Findings for startup

* RubyGems init time is mostly a result of poor cold Ruby execution
perf; very difficult to improve. Speeding up parses can help somewhat,
but there's a limit to how much we can do to improve cold perf.
RubyGems just plain runs a lot of code on boot, and slow cold
execution perf = slow RubyGems boot
* Running an NG server does not improve Rails boot time very much, but
I have not figured out why. The strongest culprit is excessive
overhead/logic in LoadService. Reducing the number of suffixes or load
path entries searched seems to help, but we still never get close to
MRI. Given that our interpreter and core classes *should* be faster
than MRI after warmup, there's something not warm-uppable causing perf
to stay poor.
* Setting a higher -Xms seems to improve perf by 10-15% on require
'config/environment.rb', reducing the number of incremental and full
GCs by half. The default size, when used for this loading process,
appears to grow several times before the booting is complete.

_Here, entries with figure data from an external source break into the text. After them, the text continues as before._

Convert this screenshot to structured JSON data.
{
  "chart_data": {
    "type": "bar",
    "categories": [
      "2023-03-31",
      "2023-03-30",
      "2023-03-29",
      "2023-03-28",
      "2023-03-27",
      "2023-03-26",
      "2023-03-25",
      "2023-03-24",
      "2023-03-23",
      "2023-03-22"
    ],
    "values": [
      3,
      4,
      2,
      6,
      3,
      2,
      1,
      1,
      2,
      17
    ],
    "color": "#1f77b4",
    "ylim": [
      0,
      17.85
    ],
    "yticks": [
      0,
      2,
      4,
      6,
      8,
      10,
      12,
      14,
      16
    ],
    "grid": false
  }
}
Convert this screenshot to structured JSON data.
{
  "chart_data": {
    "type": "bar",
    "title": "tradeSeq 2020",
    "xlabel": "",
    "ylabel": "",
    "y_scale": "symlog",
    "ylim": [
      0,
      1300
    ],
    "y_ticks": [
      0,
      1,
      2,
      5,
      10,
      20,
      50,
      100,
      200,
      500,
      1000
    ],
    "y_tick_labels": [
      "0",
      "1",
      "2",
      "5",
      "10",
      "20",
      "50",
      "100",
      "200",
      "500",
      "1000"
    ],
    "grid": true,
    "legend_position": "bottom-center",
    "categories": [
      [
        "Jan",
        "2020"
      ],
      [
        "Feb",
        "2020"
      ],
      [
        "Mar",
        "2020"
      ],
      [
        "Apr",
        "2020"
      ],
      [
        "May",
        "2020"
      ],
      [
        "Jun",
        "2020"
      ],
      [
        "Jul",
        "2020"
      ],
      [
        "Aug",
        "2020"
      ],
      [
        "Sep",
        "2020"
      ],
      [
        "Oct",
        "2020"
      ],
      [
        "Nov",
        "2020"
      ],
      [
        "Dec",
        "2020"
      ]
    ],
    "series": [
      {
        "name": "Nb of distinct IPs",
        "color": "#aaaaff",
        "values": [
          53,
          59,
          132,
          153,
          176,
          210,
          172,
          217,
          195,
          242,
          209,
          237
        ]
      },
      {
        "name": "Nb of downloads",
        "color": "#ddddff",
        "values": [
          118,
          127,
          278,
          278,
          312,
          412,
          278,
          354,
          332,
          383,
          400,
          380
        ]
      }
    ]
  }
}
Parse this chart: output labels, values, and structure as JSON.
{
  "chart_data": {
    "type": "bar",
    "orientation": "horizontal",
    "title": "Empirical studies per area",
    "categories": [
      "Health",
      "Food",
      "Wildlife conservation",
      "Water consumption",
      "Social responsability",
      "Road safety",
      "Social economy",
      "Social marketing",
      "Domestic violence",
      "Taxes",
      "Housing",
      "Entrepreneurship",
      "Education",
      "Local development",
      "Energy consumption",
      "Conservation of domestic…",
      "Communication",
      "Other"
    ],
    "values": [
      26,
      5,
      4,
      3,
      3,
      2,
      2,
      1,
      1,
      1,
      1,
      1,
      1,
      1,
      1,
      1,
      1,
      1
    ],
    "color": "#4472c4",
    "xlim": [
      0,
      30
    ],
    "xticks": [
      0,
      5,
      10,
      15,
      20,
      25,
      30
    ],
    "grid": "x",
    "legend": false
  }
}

* RubyGems activation procedure for gems is to add all their loadable
paths to $LOAD_PATH. This causes load path to grow to include several
dozen entries when running Rails. As a result, the already inefficient
searches in LoadService are multiplied by the number of activated
gems, which with Rails can be a very high number. Add to this the fact
that we search .class, .rb, and .jar for every failing entry, and at
least .class and .rb for even successful entries, and it all adds up
very quickly.
* Failed requires of a file (not counting classloader searches)
constructs at least two java.io.File and two JRubyFile objects. File
objects normalize the paths on construction as well as query the
platform-specific FileSystem object for the file's prefix (for
absolute path logic). JRubyFile itself constructs at minimum one more
JavaSecuredFile and at maximum two more, all of which are java.io.File
descendants. Ultimately for a failed require we construct and
normalize from 6 to 8 File-related objects, and call isAbsolute at
least twice. Successful requires construct almost as many File
objects.
* LoadService is grossly inefficient, repeatedly constructing filename
+ ext, repeatedly checking that name for absolutism and more. In order
to clean it up, it needs a major overhaul/redesign.